Note au lecteur : Invité par Robert Barberis-Gervais à participer à ce débat (Manifeste pour une laïcité inclusive), j’avais écrit un commentaire trop long pour Vigile. Je le lui ai envoyé personnellement en lui disant que je ferais un court commentaire à partir d’une phrase de mon texte. Ce texte reprend la plupart des idées du commentaire que je ne pouvais pas publier en texte principal.
Mon cher Robert,
Je n’ai même pas lu le document auquel tu réfères, la version de la charte revue et corrigée par d’autres intellectuels indépendantistes. Si tu veux une explication de ce document, tu connais plusieurs de ses signataires, adresse-toi à eux. Le premier qui ait donné aux Québécois la Charte des droits et libertés s’appelait René Lévesque. C’est à cette Charte que je fais référence. Je n’ai pas à défendre, encore moins à expliquer une pétition que je n’ai pas signée, même pas lue, parce que ce n’est pas ce que Bernard Drainville a mis sur la table.
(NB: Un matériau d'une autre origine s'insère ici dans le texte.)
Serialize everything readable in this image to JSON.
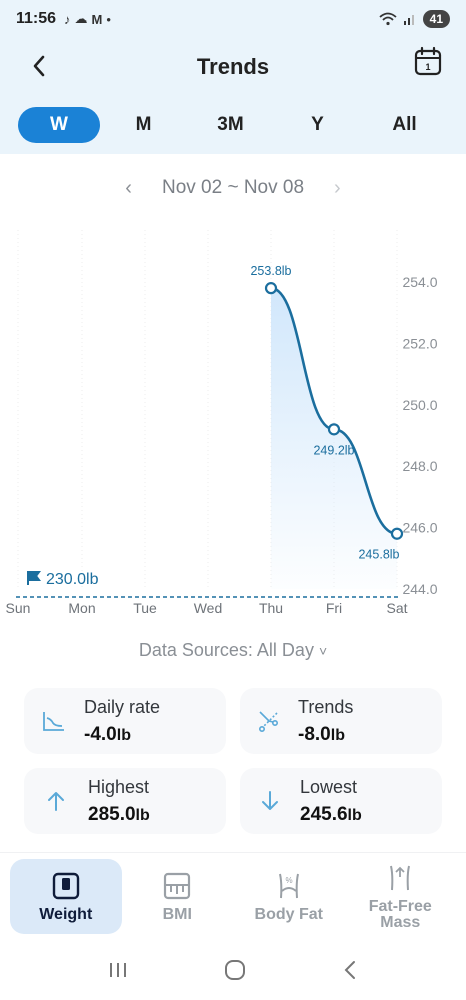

J’en serais aussi critique si elle comportait les mêmes faiblesses que celle de Drainville. Mais conviens qu’elle n’a pas grand chance de devenir une Charte en bonne et due forme. Si Drainville renonçait à la sienne pour celle-là, je te promets de la lire et de la commenter ici. En attendant, je ne sais pas si c’est une bonne idée de continuer à souffler sur ce feu, mais allons-y.
Je suis très critique du document du Gouvernement parce que je n’y reconnais pas une Charte. Mon opinion pèse bien peu dans la balance, je me contente de commenter un projet qui est sur la table. Actuellement, l’allure prise par le débat dans notre société m’inquiète. Le premier sondage publié est désastreux. Tu sais la confiance que j’accorde aux sondages, aucune, sinon la veille des élections; mais il y a bien d’autres signes qui démontrent plus qu’un malaise avec le document pondu par le ministre. La pétition à laquelle tu fais référence est un des nombreux symptômes. Je ne tiens pas à me lancer dans un débat de portée de charte actuellement. Le document ministériel nous renseigne assez bien par lui-même sur ce qu’en pense le ministre.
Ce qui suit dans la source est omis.